Aggiornamenti serali: impulso freddo DOMENICA, vediamo dove nevicherà

Aggiornamenti serali: impulso freddo DOMENICA, vediamo dove nevicherà

 L’ultima ondata di freddo di questo inverno meteorologico tra poco più di 24 ore raggiungerà il nord e permetterà l’arrivo della neve a quote relativamente basse su alcune regioni, a sprazzi anche in pianura.

Nessun "grande show nevoso", nessuna città chiederà "pietà" come si legge online. Sarà inverno e qualche città rivedrà un po’ di neve, ma siamo ben lontani dal parlare di evento eccezionale. Certo, alcuni settori come il cuneese, le Alpi più occidentali e l’Appennino emiliano vedranno accumuli di neve piuttosto sostanziosi, soprattutto oltre i 600-800 metri dove tutti i principali modelli ipotizzano accumuli superiori ai 30-50 cm. 
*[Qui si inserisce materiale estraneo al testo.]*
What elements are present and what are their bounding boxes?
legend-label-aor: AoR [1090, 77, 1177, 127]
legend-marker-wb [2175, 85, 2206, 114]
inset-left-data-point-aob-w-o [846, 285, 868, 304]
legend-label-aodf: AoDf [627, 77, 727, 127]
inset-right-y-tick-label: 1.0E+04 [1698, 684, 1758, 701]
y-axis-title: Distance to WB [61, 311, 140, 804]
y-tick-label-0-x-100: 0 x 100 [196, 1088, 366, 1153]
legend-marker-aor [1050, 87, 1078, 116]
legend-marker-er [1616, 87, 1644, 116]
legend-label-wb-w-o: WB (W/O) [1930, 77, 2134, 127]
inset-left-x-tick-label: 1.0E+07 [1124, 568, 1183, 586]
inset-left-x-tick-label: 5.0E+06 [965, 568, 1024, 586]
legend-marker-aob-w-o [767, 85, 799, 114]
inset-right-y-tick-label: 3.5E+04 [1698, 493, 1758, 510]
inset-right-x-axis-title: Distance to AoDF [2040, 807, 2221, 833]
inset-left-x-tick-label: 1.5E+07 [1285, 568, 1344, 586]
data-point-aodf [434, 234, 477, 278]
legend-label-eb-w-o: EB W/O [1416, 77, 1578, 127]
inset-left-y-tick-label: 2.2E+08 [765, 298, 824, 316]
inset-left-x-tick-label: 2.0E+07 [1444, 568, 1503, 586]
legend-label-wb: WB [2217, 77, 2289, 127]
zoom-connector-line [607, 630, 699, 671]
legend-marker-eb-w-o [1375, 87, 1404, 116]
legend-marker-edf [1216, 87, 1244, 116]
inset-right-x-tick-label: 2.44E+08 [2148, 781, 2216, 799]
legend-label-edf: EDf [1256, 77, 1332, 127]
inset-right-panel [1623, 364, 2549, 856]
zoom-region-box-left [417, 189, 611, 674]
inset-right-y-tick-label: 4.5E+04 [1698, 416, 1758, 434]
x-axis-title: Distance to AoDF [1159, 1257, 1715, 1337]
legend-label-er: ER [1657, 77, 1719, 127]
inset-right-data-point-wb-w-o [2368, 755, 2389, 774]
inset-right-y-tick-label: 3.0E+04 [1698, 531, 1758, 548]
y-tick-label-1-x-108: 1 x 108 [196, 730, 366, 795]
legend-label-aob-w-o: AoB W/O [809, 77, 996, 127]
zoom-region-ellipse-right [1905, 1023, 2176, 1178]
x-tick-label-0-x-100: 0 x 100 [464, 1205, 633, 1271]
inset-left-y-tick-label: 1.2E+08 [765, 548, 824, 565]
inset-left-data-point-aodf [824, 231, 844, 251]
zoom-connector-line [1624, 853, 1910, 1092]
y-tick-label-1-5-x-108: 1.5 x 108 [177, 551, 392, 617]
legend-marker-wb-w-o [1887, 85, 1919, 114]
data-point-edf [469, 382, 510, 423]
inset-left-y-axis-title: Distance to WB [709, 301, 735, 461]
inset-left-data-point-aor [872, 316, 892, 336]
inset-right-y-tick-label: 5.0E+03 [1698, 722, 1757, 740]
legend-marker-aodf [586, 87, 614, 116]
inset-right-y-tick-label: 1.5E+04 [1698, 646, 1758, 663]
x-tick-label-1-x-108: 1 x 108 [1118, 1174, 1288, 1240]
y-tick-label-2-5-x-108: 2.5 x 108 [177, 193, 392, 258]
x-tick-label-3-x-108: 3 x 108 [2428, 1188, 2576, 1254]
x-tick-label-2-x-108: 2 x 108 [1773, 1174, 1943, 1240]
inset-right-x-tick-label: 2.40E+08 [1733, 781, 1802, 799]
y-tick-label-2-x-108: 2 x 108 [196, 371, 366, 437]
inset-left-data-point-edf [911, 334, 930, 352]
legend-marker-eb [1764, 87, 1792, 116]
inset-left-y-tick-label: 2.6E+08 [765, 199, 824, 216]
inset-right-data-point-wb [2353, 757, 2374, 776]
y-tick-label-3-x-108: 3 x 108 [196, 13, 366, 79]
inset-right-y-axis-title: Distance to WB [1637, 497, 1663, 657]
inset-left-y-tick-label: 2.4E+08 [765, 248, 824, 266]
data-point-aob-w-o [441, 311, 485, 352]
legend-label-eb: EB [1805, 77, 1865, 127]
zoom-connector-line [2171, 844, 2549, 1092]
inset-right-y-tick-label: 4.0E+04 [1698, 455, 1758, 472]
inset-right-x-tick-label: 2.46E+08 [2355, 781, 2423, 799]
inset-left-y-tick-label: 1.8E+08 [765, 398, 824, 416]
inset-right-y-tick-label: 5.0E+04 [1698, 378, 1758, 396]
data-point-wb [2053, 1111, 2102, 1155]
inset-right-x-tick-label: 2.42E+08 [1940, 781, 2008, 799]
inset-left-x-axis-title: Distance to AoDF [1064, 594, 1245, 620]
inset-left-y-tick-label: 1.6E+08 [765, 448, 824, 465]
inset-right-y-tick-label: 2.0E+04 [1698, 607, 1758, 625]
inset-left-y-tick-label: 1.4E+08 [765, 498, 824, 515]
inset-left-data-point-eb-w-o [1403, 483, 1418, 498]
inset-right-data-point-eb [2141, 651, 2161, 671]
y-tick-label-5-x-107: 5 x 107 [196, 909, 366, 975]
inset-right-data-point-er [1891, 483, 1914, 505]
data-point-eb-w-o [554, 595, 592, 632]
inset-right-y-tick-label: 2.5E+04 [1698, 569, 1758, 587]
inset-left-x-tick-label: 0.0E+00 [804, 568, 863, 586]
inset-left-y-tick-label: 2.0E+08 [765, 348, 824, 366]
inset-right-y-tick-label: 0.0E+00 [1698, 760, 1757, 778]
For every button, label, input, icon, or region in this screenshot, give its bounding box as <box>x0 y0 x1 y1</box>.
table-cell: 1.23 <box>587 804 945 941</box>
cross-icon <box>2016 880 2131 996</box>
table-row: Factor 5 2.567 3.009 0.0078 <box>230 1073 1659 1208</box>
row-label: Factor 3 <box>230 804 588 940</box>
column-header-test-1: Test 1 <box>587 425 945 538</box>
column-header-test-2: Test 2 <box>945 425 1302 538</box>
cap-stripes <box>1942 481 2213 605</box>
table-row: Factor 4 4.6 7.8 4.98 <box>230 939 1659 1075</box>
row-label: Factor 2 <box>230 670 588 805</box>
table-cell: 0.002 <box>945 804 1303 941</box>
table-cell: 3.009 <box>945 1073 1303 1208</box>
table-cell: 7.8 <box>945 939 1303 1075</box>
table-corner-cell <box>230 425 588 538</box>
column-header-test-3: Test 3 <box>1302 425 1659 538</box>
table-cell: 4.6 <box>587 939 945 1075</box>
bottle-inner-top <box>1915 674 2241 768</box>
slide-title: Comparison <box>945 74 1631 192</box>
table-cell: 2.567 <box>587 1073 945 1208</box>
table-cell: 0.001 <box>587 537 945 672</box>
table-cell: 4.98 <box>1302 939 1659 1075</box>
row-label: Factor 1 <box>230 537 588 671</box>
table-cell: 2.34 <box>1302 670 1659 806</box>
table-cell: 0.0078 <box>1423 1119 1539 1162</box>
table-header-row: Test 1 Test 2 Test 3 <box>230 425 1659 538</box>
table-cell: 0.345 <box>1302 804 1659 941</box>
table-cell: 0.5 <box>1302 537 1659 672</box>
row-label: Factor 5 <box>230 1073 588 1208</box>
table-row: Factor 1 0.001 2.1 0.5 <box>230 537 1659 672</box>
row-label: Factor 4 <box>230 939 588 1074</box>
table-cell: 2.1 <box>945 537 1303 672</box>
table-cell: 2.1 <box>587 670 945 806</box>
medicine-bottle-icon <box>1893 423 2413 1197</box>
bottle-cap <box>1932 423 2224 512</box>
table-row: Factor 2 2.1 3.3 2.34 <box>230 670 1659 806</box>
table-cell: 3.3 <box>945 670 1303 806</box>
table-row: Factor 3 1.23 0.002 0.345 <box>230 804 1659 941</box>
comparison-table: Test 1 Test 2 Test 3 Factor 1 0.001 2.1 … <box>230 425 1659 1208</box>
Ma cosa succederà effettivamente in pianura? Innanzitutto al mattino di domenica il fenomeno prevalente sarà la pioggia alle basse quote, ma man mano che avanzerà l’aria fredda dall’alto Adriatico assisteremo ad un sensibile calo termico che farà crollare lo zero termico attorno ai 400-600 metri di altitudine su gran parte del nord Italia.

Questo significa che al di sopra dei 200-300 metri la neve sarà altamente probabile su Emilia, parte della Lombardia, Piemonte e Toscana. Da valutare però l’intensità dei fenomeni: al momento la previsione più probabile ci parla di nevicate più consistenti sulle pedemontane emiliane, il basso Oltrepò pavese e l’ovest e sud del Piemonte, mentre sulle pianure emiliane, la Lombardia, Piemonte settentrionale e Valle d’Aosta le precipitazioni saranno un po’ più scarse. Ancora meno presenti le precipitazioni sul Triveneto, quindi la possibilità di accumuli nevosi è al momento molto bassa. Una veloce nevicata, comunque, potrebbe interessare domenica il basso Veneto a quote pianeggianti. 

Durante eventuali precipitazioni più intense la quota neve potrebbe spingersi per brevi momenti fino in pianura, seppur bagnata o mista a pioggia, tra bolognese, modenese, reggiano, parmense, piacentino, ma gli accumuli nelle principali città sono molto dubbi al momento ma saranno probabilmente molto scarsi o nulli. Qualche veloce nevicata potrebbe interessare la Lombardia centro-occidentale, ma anche in questo caso con accumuli scarsi o leggere spolverate. Discorso a parte invece per il Piemonte, dove potrebbe nevicare in modo più consistente rispetto alle altre regioni settentrionali. 
Nel cuneese la nevicata potrebbe persistere fino a lunedì dando vita ad accumuli molto interessanti. Neve moto bagnata probabile su Torino, anche con lieve accumulo. 
In Liguria la possibilità di neve è relegata alla seconda parte di domenica e le prime ore di lunedì, fino a bassissima quota su savonese e genovese.

Le precipitazioni nevose potrebbero persistere lunedì sull’Appennino emiliano, il pavese, il Piemonte, la Valle d’Aosta e la Liguria, ma sono necessarie ulteriori approfondimenti su questa seconda fase del peggioramento nevoso.